Hiring Interviews: Analyze The Job To Know The Best Questions To Ask

Probably most hiring mistakes can be prevented if you take time to carefully analyze the job and exactly what you’re looking for before you start your search.

It sounds obvious and simple, but it’s not. It’s actually much more difficult to determine the specific qualities necessary to handle a job successfully than most people realize.

Focus On Results You Want To See

The job description is a good starting point, but you need something that does much more than only describe the job. You need to identify the specific qualities and personal attributes necessary to get the results you want.

Most jobs are more a perception of performance than a tangible thing. It’s a common mistake when analyzing a job to fail to fully consider the intangibles of attitude and motivation.

Start with the job description, but expand it to a couple pages with a focus on the specific results the job should achieve. By concentrating on results, it helps to clarify the performance you expect.

Be as specific here as you can. Try to identify precisely the duties and responsibilities they’ll be expected to accomplish – the results you need to see. Then prioritize this list so that the most important duties that will fill most of the employee’s workday is number one, and so forth on down the line.

Workplace Attitude

Consider carefully the personality traits it will take to accomplish these results. Must the person be a self-starter? Are good communication skills essential? Able to handle pressure?

What obstacles must be overcome to achieve these results? Does the individual need to be persistent? Do they have to be patient with difficult people? Need to be able to work on several projects at once?

Be Clear About The Negatives

Its important to consider carefully the negatives of the job. Many jobs come down to coping with the tension from the negatives. What’s your work environment like? How does your salary and compensation compare with others in your labor market?

Unfortunately, many jobs are dead-ends so the career motivations of the applicant needs be considered. A person may need a job very much at a particular moment, but their motivation will determine over the long haul how long they stay. It’s not good for you or the candidate if they become disenchanted and leave after a short period of time.

You need to fully consideration the job’s negatives and make them clear to an applicant before you hire them. Think about it… what’s the worst thing about the job? Remember, you don’t want to conceal the negatives from the candidate.

Prioritize Your Most Important Success Factors

Once you’ve created your list of personality characteristics, organize them into three columns labeled
1) Essential
2) Important and
3) Preference.

Then identify the three or four characteristics from the personality profile that have the most bearing on their ability to handle the job successfully.

You’ll probably never find the perfect candidate with the qualities listed in all three columns at the price you want to pay. The real trick is to clearly identify the essentials so the list is realistic and meaningful.

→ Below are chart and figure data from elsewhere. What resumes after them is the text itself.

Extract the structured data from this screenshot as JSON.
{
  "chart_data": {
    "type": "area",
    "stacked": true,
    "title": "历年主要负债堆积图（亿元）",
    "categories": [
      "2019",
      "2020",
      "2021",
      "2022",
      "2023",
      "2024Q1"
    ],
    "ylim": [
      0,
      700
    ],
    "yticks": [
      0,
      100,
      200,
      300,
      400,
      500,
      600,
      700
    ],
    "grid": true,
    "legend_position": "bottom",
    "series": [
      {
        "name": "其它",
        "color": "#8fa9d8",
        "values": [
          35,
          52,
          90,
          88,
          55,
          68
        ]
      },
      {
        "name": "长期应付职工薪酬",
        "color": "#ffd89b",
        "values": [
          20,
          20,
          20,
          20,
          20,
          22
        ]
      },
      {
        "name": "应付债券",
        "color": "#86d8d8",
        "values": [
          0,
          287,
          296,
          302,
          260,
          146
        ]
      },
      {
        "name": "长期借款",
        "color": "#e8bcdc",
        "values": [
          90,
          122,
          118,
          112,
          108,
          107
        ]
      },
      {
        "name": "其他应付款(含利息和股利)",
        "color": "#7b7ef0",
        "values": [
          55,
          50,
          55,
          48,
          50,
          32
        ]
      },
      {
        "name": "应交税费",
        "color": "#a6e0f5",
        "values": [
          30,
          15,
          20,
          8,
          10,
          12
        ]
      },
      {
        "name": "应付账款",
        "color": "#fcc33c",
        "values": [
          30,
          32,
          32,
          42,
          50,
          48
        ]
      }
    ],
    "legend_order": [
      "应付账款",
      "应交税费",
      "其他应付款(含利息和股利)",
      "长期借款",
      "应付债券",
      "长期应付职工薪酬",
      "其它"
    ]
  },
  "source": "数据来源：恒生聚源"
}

Knowing these essential characteristics will help focus your thoughts and feelings on exactly what you’re looking for. These essential traits will guide your search and be the focus of your interview questions.

The Americans with Disabilities Act makes this written job analysis more important than ever to document good faith compliance with hiring law. You must determine what job functions are essential, and make hiring criteria directly related to these essential functions.

Be Realistic About Job Qualifications

It’s a common mistake to overestimate the qualifications needed to do a job. Think about it – were you a hundred percent qualified to undertake every job you’ve tackled?

Qualifications are often overestimated, and the ability of people to learn new tasks is often underestimated. Knowing what depth of experience you need is important, but it’s frequently a confusing area.

You need to arrive at a range of the years experience or educational level needed. The problem is that this figure is often rather arbitrarily arrived at.

Remember that the number of years experience on the surface doesn’t tell you much without knowing exactly what kind of experience it was.

Keep in mind the range of years experience you feel you need, but be prepared to consider applicants outside that range if they have other qualifications.

Get Feedback From Staff

Take your job analysis and personality profile and circulate it with your staff for feedback and revision. While of course the person leaving the job should be the most knowledgeable about its demands, be cautious of the natural tendency to exaggerate the difficulty of the job.

Keep the intangibles in mind, the work environment and company culture. Studies on employee turnover show that technical skill or ability is usually not the reason people leave a job. Rather, it’s the feeling the work environment or management style just wasn’t right for them.

A job opening’s actually an excellent opportunity to recreate the job’s responsibilities, and fine tune it. You can adjust for any compromises you might have made to accommodate the person who’s leaving.

You need to remember to be realistic in your expectations regarding compensation and salary. You might have to lower your sights, change the job title or raise the salary to fill the job that you have in mind.